Какая битва? – подумал Бернар, – она отшумела и была проиграна. И случилось это не вчера и даже – хотя многие в это верят – не когда немцы вошли в Бельгию. Битва за Францию была проиграна двадцать лет назад. Когда в 1919 году мы вернулись с войны и решили повеселиться, чтобы забыть четыре окопных года, когда мы соблазнились легкими деньгами, когда целый класс общества думал и говорил: «Я! И вообще, мне на все наплевать, пока в кармане водятся деньжата». И я так думал. Я это говорил, я в это верил, как и все. Я, я, я…[382]

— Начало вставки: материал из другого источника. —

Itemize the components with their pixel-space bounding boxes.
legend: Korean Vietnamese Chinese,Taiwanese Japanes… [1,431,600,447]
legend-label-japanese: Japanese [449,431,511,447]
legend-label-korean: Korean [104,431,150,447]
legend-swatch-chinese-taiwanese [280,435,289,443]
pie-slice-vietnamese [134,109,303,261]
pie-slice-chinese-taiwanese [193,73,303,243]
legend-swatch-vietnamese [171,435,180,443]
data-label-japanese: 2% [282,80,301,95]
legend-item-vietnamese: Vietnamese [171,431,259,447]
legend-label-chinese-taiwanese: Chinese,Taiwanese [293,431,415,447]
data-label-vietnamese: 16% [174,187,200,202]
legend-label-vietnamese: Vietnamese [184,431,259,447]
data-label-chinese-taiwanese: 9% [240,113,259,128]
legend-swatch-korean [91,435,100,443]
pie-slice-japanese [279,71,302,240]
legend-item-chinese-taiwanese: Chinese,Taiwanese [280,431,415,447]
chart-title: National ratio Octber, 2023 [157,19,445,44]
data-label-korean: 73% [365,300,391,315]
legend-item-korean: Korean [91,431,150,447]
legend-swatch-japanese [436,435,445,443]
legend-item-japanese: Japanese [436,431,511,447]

Большинство героев популярных «романов о бизнесе» изображались как честолюбивые выскочки сомнительного происхождения, этнические гибриды с примесью еврейской крови, часто выходцы из Восточной Европы. Это соответствовало типажу напористого, агрессивного чужака, который нарушает освященное временем благолепие западного делового мира[383]
. Его падение столь же внезапно, как и его взлет из полной безвестности на олигархический олимп, и поэтому, когда в 1934 году разразился скандал вокруг Стависского[384], французская публика увидела в этом подтверждение стереотипов, давно уже транслируемых культурой того времени. В середине 1930-х целый ряд французских писателей, в том числе братья Таро и Моран, начали все откровеннее обыгрывать в своих текстах антисемитские настроения. Так, согласно Морану, французская киноиндустрия была напичкана «кишащей дрянью» (racaille qui grouille) – «пиратами, как натурализованными, так и нет, которые выкарабкались из мрака Центральной Европы и Леванта к огням Елисейских Полей»[385].Наряду с евреями в роли корыстных и честолюбивых «героев» этого времени порой выступали греки. В массовой культуре Греция перестала восприниматься как колыбель европейской цивилизации и изображалась как отчетливо неевропейский, левантийский мир. Тактика ведения бизнеса, деловая этика и внешность некоторых персонажей-греков мало чем отличались от стереотипного образа еврея – это свидетельствует о том, что греков вводили в повествование исключительно как эвфемизм. Это отчетливо видно в романе Немировски «Властитель душ» (1939). Дарио Асфар, иностранный доктор-шарлатан, богатство и роскошная жизнь которого построены на нравственной и профессиональной нечистоплотности[386]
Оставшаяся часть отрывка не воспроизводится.